# Jack Dempsey



## AIOff (Dec 17, 2015)

I need to make this clear. I inherited the Jack Dempsey when I purchased my 55 gallon aquarium from a private owner.

I've had a Cichlid Aquarium in the past. I've never had a Jack Dempsey. So I've started researching and I've found out that the previous owner had this tank set up horribly for this GUY - He appears male.

No heater (so the temp is LOW for him). Gravel base (Need to Calculate sand). No plants . Small decorations (I see they like having caves).

The first and most important question for me is - What other fish can I realistically include in this tank with him?

I wanted a diverse tank and I'm worried that I may be relegated to less diversity. He's EXTREMELY aggressive right now, but I would be too if my habitat was exactly what I didn't like.

I have another 30g aquarium that I would likely move him to if it will severely influence diversity. I'd move him back up in size once I bought another large tank.

Any and all information and opinions are appreciated. I've only had him 24 hours.


----------



## mrlilfish90 (Apr 1, 2015)

I had my jack with 2 convicts at one time. They were about 3" and my jack was about 6". The convicts began spawning and tore my jack up. Spent months recovering. After I replaced the male convict with another female the three got along great. I got 2 firemouth cichlids and the 5 of them did very well. Then I added a green terror and it grew very fast. Made great friends with my jack. Not sure but it might have been a numbers thing. 2 convicts. 2 firemouths. And 2 big green fish (jack and the terror) they all got along great and never had any issues. Unfortunately I moved and I had to split them all up between my friends. But the jack and the green terror are still growing old together. I especially thought they made a good pair.

If u move the jack into the smaller tank and you get a small green terror or convict, or the milder firemouths, established in the final tank before reintroducing the jack you might have better luck than just tossing them all in the larger tank the jack has established his dominance in.

I try to start with the most mild fish and add agression in if I can. If you run into problems I find a tank rearrangement can help with dominance issues as well as tank swaps and isolation periods if you have the room. Moving the dominant fish around has thrown them off their power trip for me and got them to a tolerable state. I've had to chase fish around with the net or gravel vacuum before when they think they're really mean and want to take on the hand that feeds.

Be safe and give plenty of caves and areas that aren't all piled together so fish can claim out their own territories. If all your caves are close together an aggressive fish might try to claim it all for themselves.

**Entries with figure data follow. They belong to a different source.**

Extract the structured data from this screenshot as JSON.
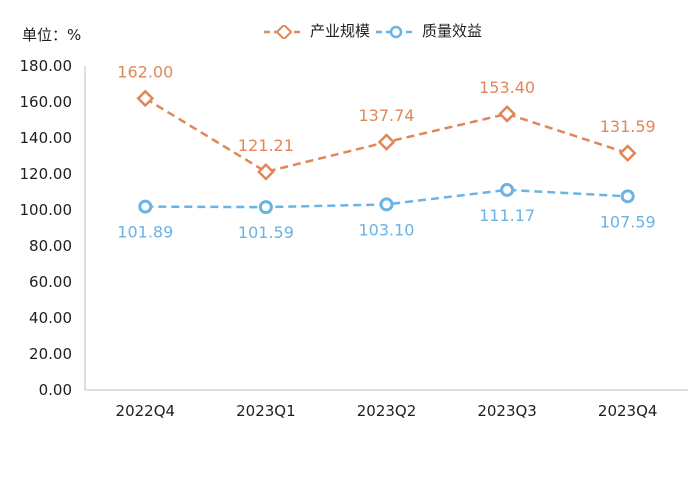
{
  "unit_label": "单位：%",
  "chart_data": {
    "type": "line",
    "categories": [
      "2022Q4",
      "2023Q1",
      "2023Q2",
      "2023Q3",
      "2023Q4"
    ],
    "series": [
      {
        "name": "产业规模",
        "values": [
          162.0,
          121.21,
          137.74,
          153.4,
          131.59
        ],
        "color": "#e0875a",
        "marker": "diamond",
        "line_style": "dashed",
        "label_position": "above"
      },
      {
        "name": "质量效益",
        "values": [
          101.89,
          101.59,
          103.1,
          111.17,
          107.59
        ],
        "color": "#6ab3e5",
        "marker": "circle",
        "line_style": "dashed",
        "label_position": "below"
      }
    ],
    "ylim": [
      0,
      180
    ],
    "yticks": [
      "0.00",
      "20.00",
      "40.00",
      "60.00",
      "80.00",
      "100.00",
      "120.00",
      "140.00",
      "160.00",
      "180.00"
    ],
    "grid": false,
    "legend_position": "top"
  }
}
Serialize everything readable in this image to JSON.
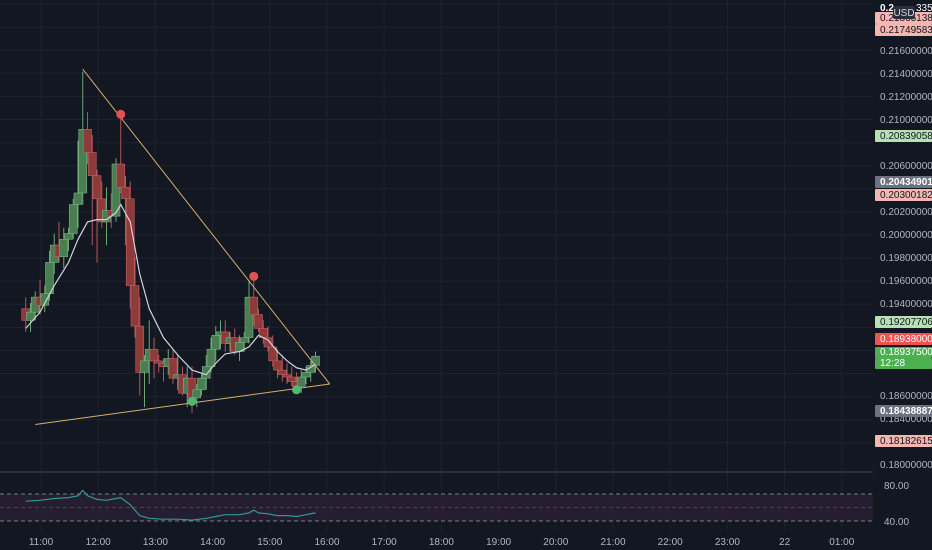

Again as far as selection goes I'd look for a moderately aggressive medium sized cichlid. Unless your jack is just way to bad, the proper setup and plenty of space should leave you plenty of options. I find the species profiles on this site helpful for unfamiliar fish in regards to behavior and size. Good luck!


----------



## AIOff (Dec 17, 2015)

Thanks. I've been reading up a LOT.

I've seen several mentions of Convicts and Jacks living together.

My instincts are telling me that this Jack is very unhappy with his environment, based on his behavior.

I know that heat, plants and caves are the things I need to take care of first.

Adding more fish is secondary but important because of my need to decide on his permanent residence. The 55 or 30 gallon tanks.


----------



## smitty (May 7, 2004)

If the Jack is going to be by himself then the 30 gallon tank will be okay for him.


----------



## JRHorne (Jan 2, 2016)

A little late but I will respond.

I had two JDs and a Green Terror in a 40B. They all got along wonderfully. Three of the most beautiful fish you will ever see. I had them all from the time they were very small though. I have been searching for old pics of them but can't find any.

I think in a 55 you will be ok with a few other fish, but I agree you should set it up with some hiding areas and such and several distinct zones so the JD can claim one.


----------